Each day in Baltimore, my Johns Hopkins physician colleagues and I train students, residents and fellows in the clinical field where we hold our expertise. As our trainees go out into the world to practice medicine, it broadens the reach of our impact on health care.
However, most individuals who train at Johns Hopkins will stay in the United States to practice, which limits our ability to more widely disseminate our unique approaches and techniques for solving clinical problems.
As several of these blog posts have noted, health care is a global concern. So, wouldn’t it be great if there were a way for physicians to have a greater—and more global—impact on improving health?
That’s where Johns Hopkins Medicine International comes in. As a Johns Hopkins physician, I find that one of the great things about partnering with JHI is the ability to make an impact in health care beyond my own clinical practice.
Technically, this concept is called “knowledge transfer” or “program building.” Practically, though, these relationships are a robust way to share with our affiliates the “how we do it” of clinical practice.
Johns Hopkins has an incredible institutional history that affects all of us who practice here in Baltimore, and we’re able to see a little farther by standing on the shoulders of the giants who went before us. This history impacts our training and practice, but it’s not easily replicated. Therefore, we have to be organized and structured as we share our expertise with our colleagues around the world.
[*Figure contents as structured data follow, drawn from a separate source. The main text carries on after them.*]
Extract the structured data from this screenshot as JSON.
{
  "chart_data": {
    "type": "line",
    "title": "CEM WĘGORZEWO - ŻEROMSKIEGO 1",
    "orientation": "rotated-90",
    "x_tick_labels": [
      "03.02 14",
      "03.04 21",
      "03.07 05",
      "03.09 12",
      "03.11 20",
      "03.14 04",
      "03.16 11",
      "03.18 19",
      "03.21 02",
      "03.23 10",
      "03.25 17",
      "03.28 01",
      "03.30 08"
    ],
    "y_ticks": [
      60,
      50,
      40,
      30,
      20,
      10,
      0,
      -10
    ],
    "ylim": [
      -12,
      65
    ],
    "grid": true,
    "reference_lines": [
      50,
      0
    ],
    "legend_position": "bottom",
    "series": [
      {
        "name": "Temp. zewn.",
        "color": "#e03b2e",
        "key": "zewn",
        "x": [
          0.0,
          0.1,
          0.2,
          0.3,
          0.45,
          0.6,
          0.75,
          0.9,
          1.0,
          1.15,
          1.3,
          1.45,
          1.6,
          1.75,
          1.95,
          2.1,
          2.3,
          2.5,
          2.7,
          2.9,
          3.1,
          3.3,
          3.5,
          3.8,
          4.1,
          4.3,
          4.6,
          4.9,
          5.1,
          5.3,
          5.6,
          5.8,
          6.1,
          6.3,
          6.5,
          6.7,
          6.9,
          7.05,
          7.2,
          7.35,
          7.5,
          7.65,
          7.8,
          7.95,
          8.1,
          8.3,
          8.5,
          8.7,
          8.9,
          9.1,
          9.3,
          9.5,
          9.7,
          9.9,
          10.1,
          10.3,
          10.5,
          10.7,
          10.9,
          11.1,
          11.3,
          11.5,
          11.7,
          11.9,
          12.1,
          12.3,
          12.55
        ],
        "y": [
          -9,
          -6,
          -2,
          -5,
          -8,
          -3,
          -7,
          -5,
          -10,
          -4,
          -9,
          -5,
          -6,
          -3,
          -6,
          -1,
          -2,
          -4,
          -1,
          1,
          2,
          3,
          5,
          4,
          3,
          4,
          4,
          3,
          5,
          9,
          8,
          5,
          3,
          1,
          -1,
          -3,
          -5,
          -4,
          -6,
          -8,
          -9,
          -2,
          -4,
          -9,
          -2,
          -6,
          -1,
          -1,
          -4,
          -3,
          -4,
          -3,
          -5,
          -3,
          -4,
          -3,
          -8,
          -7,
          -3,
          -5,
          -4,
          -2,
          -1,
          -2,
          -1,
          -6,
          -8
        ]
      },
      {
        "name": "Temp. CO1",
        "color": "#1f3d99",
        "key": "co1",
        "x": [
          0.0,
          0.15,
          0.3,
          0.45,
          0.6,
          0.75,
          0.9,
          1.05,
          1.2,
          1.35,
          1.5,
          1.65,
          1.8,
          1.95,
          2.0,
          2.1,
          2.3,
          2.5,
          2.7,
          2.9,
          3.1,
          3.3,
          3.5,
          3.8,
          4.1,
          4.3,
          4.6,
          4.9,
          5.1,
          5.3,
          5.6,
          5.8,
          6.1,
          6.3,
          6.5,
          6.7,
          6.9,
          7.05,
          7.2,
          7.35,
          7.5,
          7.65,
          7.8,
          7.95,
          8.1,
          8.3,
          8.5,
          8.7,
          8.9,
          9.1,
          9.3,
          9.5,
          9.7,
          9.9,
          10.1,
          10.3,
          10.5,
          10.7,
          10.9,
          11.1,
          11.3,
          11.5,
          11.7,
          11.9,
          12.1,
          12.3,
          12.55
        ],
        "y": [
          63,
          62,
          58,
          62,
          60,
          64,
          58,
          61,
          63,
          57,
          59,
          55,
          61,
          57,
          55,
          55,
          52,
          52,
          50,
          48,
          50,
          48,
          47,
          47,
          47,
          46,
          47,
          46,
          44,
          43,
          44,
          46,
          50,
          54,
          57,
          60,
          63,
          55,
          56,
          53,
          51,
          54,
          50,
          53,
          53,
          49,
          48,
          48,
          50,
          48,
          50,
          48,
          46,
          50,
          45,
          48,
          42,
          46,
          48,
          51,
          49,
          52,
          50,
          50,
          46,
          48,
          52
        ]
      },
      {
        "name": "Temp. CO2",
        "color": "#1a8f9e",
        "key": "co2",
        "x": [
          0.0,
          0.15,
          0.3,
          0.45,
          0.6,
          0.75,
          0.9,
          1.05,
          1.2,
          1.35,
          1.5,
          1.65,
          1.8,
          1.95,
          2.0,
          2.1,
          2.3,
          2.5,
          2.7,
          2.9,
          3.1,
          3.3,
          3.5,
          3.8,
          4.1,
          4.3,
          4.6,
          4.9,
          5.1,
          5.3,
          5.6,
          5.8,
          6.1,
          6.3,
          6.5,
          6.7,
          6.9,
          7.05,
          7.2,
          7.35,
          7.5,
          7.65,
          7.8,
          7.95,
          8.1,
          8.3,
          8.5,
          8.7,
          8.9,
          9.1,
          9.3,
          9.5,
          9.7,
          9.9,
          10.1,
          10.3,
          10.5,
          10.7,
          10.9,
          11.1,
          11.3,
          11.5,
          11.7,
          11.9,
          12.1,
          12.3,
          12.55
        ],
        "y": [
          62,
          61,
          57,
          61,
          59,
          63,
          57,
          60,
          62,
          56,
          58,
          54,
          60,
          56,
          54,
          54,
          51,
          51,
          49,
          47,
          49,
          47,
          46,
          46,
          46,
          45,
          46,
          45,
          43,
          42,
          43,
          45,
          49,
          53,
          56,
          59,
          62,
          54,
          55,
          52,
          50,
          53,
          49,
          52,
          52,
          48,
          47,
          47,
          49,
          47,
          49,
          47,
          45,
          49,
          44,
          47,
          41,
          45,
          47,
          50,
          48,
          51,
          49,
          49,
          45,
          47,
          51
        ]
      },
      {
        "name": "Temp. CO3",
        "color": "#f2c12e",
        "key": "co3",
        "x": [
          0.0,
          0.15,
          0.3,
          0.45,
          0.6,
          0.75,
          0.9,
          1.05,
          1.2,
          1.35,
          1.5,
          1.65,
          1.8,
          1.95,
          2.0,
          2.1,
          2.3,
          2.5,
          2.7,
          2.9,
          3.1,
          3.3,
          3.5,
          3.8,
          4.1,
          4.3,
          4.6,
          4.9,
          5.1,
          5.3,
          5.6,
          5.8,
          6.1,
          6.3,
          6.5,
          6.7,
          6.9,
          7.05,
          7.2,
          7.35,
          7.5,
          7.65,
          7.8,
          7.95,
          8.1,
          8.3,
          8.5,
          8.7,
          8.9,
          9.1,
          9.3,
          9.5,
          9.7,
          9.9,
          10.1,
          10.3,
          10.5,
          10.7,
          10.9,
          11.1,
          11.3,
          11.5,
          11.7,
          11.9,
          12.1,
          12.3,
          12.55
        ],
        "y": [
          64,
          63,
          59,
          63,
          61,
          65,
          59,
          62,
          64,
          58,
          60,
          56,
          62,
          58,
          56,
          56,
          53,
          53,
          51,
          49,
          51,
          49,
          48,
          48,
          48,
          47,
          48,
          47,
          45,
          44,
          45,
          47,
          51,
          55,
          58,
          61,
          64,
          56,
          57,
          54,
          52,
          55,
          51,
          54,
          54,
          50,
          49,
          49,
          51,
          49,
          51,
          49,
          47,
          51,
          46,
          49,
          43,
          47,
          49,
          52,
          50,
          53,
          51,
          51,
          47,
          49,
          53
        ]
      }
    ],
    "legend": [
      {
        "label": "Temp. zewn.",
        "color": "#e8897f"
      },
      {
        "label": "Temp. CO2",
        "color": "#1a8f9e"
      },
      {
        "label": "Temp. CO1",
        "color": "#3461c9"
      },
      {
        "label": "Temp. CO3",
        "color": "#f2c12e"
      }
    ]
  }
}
I think most physicians at Johns Hopkins have participated in various educational endeavors, whether through presenting courses nationally or regionally, serving as visiting professors or hosting observers. Certainly, there is value to these types of programs, which can give others a glimpse into our clinical management strategies.
However, by their very nature, these programs are time-limited, and they aren’t structured to maintain long-term connections. Therefore, we can’t guarantee the durability of any practice-changing lessons participants learn in these brief interactions.
The great value of JHI is that it provides the expertise necessary for knowledge transfer to succeed. Over my years at Johns Hopkins, I’ve been fortunate to work with several of our international affiliates as they grow their urology programs. Throughout all of these clinical knowledge-transfer or program-development projects, I have learned that success lies in providing a thoughtful structure that encourages engagement.
In some ways, physicians have the most straightforward set of tasks in these relationships. Essentially, we are just asked to do what we already do on a daily basis—teaching what we know how to do.
However, for a knowledge-transfer program to succeed, we have to teach in a more structured fashion. Structure is critical, given the geographic and logistical distances that are at play. In my experience, we need to center projects on a set of deliverables that describes what is to be accomplished, such as creating a surgery program.
The needs analysis, which JHI staff often perform, provides a more nuanced understanding of what specific knowledge the Johns Hopkins content expert, or experts, should provide. With this background information, I find that creating content is a straightforward activity.
I generally focus my projects with JHI knowledge-transfer programs around a particular surgical technique or technology. Based on the needs analysis, we generate a curriculum that includes theoretical components, as well as hands-on learning.
Another component that’s critical to the success of these interactions is the long-term commitment that JHI facilitates. In this way, once a participating Hopkins physician returns to Baltimore, there’s already an established practice of distance mentoring. For example, if we encounter a particularly challenging case at the affiliate, we can continue a meaningful discussion of treatment options and recommendations with our colleagues across the geographic separation.
I believe this type of continuing relationship is critical to the long-term success of these knowledge-transfer programs. And this is the same thing we do with our trainees in Baltimore—we make sure we’re available to discuss the complex cases we so often encounter in practice.